Marco D’Amore con “Caracas” firma la sua terza opera da regista (dopo L’Immortale e Napoli magica) e regala al pubblico una storia liberamente ispirata al grande romanzo di Ermanno Rea “Napoli ferrovia” in cui l'autore affidava all’io narrante, con una prosa asciutta e un ritmo incalzante, il compito di dipingere la storia di due persone che non potevano essere più distanti: uno scrittore in cerca di sé stesso e un uomo che crede di essersi perduto per sempre, sospeso tra la seduzione del male incarnato da modelli neozisti e il richiamo dell’Islam. E solo Napoli poteva essere il baricentro di un incontro raro come una gemma aliena che il regista ha lucidato per il grande schermo.

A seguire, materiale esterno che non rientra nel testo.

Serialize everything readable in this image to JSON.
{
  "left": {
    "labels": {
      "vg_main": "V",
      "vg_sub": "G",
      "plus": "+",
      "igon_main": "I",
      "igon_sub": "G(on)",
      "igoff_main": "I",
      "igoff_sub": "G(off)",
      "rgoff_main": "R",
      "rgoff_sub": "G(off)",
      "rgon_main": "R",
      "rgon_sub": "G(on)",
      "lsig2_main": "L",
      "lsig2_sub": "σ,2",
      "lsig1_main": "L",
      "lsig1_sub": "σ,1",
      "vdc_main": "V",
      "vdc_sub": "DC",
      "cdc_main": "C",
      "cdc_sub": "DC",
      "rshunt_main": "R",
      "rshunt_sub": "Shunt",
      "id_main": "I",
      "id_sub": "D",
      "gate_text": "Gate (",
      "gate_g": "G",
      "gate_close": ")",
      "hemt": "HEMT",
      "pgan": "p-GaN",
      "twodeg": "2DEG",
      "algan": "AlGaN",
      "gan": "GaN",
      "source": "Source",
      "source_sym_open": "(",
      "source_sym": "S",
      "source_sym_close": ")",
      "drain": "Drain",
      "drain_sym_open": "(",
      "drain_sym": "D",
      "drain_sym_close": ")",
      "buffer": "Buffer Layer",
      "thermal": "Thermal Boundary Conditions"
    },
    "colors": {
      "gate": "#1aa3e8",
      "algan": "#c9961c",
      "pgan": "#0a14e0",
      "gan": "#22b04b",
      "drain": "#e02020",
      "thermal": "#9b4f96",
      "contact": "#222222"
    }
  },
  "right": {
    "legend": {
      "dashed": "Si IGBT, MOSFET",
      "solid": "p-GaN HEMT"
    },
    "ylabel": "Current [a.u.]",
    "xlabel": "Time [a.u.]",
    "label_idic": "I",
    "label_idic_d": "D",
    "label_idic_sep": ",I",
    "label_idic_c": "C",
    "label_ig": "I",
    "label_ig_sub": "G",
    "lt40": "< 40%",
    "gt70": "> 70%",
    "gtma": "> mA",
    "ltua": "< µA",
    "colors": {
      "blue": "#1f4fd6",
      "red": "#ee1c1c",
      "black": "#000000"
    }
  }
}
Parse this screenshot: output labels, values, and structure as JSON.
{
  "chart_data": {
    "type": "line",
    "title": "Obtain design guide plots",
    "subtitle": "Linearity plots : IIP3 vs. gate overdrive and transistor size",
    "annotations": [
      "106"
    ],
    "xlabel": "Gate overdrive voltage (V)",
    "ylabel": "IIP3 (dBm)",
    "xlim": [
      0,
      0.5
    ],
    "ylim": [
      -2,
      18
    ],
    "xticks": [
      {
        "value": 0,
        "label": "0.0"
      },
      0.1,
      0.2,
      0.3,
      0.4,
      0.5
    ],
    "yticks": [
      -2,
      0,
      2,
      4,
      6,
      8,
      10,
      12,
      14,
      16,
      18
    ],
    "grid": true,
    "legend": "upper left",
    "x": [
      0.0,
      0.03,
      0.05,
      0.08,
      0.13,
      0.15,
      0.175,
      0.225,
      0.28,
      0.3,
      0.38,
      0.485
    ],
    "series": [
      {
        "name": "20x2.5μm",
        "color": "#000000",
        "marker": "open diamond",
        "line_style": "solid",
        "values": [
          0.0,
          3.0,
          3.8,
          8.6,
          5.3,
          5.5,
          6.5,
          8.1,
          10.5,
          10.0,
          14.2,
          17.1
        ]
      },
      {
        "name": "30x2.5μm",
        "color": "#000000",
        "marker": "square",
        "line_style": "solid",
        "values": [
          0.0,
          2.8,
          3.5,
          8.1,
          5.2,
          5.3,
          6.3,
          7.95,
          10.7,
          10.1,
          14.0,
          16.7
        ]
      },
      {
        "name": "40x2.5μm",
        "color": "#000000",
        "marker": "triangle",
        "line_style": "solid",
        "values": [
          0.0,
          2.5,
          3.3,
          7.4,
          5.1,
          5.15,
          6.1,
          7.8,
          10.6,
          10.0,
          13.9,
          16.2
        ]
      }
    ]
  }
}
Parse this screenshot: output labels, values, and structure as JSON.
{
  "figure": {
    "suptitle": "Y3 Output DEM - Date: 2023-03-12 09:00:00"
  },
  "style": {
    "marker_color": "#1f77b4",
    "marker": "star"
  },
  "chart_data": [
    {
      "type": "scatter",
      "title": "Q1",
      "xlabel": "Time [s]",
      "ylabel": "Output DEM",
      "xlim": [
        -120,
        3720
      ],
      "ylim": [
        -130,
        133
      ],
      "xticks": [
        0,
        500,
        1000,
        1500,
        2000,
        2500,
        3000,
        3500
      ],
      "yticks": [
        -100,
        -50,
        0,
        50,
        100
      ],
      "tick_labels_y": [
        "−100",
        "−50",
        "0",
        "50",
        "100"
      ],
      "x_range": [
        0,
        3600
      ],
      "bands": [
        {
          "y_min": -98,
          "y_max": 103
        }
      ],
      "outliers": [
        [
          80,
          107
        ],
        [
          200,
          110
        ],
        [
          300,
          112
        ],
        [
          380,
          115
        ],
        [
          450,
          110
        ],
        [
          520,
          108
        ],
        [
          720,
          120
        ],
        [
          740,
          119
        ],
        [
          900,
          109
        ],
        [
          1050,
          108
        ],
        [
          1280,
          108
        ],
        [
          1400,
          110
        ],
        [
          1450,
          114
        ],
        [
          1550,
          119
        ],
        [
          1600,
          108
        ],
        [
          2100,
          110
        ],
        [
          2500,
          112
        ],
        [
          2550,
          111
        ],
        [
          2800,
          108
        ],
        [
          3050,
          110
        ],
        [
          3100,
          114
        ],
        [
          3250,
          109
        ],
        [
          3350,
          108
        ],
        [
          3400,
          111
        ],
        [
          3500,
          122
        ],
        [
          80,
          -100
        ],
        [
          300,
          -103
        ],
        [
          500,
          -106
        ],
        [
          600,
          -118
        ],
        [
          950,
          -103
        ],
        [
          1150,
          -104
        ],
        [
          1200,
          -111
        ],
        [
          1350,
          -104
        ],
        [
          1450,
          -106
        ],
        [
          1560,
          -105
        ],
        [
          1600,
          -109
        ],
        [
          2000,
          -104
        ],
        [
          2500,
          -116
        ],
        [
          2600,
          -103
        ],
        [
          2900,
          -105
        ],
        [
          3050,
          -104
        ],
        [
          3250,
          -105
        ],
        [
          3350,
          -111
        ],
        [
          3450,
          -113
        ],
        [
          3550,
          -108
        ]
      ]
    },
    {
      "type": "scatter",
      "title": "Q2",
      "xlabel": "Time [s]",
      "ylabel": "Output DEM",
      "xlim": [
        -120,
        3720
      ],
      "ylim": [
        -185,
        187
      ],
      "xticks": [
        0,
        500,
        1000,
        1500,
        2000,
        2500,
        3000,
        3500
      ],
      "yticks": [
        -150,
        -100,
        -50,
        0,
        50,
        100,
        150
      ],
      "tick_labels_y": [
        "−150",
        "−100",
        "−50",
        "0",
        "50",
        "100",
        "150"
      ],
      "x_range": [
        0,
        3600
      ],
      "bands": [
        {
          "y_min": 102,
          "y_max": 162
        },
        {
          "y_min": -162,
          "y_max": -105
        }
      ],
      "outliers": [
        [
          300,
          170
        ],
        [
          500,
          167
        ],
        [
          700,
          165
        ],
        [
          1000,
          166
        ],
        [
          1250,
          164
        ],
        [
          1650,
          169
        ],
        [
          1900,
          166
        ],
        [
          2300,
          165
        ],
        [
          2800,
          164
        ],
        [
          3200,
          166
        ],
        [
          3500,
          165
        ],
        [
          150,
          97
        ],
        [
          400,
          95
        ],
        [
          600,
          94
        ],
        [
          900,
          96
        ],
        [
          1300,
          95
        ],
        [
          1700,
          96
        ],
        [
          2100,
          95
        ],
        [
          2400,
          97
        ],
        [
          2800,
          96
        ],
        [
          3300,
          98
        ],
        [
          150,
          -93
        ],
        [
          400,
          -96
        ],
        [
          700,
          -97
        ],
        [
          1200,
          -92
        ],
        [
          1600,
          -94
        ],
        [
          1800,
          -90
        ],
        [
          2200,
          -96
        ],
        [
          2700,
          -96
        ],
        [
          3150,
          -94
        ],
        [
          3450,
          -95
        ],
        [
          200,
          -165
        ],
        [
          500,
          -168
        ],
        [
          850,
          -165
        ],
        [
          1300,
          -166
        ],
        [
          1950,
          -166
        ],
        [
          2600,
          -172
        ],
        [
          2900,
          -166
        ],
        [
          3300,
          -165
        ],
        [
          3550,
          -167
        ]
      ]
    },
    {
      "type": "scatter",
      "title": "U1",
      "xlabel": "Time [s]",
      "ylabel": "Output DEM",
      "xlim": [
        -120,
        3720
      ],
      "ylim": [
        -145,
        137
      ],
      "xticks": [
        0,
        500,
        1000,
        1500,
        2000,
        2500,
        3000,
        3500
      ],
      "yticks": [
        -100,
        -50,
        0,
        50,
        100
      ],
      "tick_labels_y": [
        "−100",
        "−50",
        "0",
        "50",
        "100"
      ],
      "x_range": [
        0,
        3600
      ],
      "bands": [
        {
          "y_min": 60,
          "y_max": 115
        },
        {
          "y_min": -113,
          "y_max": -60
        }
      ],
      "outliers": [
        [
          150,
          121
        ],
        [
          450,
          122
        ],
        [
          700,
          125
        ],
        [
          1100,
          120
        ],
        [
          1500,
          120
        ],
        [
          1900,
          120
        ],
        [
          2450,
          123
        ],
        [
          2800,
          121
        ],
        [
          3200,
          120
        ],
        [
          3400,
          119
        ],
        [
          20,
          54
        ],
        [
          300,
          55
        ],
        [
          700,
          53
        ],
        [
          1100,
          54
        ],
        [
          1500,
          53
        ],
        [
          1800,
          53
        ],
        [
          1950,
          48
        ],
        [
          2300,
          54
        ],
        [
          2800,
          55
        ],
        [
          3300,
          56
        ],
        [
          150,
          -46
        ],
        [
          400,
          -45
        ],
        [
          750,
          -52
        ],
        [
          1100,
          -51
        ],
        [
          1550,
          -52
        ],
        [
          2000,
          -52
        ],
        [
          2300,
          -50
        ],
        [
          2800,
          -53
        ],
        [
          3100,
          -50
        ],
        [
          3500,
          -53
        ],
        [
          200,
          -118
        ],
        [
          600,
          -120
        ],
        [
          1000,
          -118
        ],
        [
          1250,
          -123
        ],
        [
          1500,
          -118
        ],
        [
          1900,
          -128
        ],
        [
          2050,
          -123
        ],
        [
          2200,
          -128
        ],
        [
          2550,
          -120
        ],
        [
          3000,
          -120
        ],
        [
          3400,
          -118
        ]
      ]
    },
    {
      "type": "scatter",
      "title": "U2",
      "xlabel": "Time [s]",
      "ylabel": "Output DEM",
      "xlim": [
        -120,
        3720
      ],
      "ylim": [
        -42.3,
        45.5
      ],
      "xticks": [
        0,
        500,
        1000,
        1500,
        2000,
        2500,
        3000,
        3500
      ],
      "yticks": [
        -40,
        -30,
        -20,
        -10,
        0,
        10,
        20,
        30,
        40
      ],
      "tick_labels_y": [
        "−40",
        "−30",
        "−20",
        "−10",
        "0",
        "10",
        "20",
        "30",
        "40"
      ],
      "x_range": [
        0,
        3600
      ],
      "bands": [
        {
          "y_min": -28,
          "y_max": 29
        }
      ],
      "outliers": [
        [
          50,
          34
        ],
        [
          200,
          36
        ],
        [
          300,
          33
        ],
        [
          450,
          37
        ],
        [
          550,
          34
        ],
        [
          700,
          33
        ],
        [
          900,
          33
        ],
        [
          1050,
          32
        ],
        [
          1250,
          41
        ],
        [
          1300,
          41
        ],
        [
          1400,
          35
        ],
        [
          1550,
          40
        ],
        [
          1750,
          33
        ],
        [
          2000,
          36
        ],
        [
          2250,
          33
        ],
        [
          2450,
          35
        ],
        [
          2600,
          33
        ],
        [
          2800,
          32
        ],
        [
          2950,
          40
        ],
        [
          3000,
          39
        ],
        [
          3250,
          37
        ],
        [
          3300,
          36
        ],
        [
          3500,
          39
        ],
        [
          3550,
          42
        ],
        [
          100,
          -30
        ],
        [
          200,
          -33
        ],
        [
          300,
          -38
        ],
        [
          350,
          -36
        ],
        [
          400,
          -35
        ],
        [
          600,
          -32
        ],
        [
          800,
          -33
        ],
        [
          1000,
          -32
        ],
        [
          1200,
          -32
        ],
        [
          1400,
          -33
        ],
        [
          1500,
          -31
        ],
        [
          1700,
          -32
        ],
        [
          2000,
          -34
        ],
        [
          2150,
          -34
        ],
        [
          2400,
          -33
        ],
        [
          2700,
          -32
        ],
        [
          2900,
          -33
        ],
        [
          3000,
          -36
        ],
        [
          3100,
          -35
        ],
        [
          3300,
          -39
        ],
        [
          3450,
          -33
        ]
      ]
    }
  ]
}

Ieri sera al Citrigno, Cosenza si è raccolta per accogliere Marco D’Amore e Toni Servillo presenti alla presentazione del film (in sala anche Fortunato Cerlino che in Gomorra interpreta don Pietro Savastano), i quali hanno speso parole d’affetto per il cinema di resistenza, quello di frontiera, che in alcune città è sparito («noi abitiamo a Caserta - ha detto Servillo - e non c'è neanche una sala. Ci vorrebbero più persone come Giuseppe Citrigno. Tenere in piedi posti come questo è importante perché sono luoghi di cultura, ma anche di incontro»). 

«Il film trae ispirazione da una gigantesca esperienza letteraria – dice D’Amore riferendosi a "Napoli Ferrovia" che l'ha ispirato - legata a uno degli autori che hanno saputo meglio raccontare una città-mondo quale è Napoli, unendo il sentimento dell’esule a quello legato al ritorno».

Toni Servillo, che oggi sarà in scena al Tau con “Fuoco sapiente”, racconta il suo personaggio, lo scrittore Giordano Fonte, quasi con tenerezza. «Lui si sente perduto e probabilmente è un animo che gli è necessario perché gli permette di rimettersi in gioco. Gli strumenti che credeva di avere quando era un giovane intellettuale, non sono più adatti a spiegare Napoli oggi. Deve rinnovarsi e facendo questo, ritrovarsi». Il viaggio di Fonte somiglia un po’ a quello di Dante, anch’egli smarrito in una selva oscura che gli aveva rabbuiato il cuore prima di arrivare ai piedi di una montagna da cui si intravede la luce. «Forse è ardito il paragone con Dante – ci spiega -. Sicuramente, però, questo autore trova in Caracas una sorta di Virgilio che lo accompagna in quel triangolo della disperazione che è il quartiere che gira intorno alla Ferrovia di Napoli. Attraversando questi gironi infernali, entrambi si uniranno in un’amicizia improbabile che più che fargli capire cosa gli circonda gli farà capire chi sono loro».

D’Amore spiega anche la scelta estetica del film che in alcuni tratti sembra ricordare Sin City o Gotham City. Allora chiediamo, mutuando una celebre battuta tratta dal film Batman, qual è l’eroe che Napoli non merita, ma di cui ha bisogno. «Faccio mie le parole di un grande autore: sventurata la terra che ha bisogno di eroi. Napoli ha bisogno di persone perbene, e sono tante, che si scetano ‘a matina e vanno a faticà».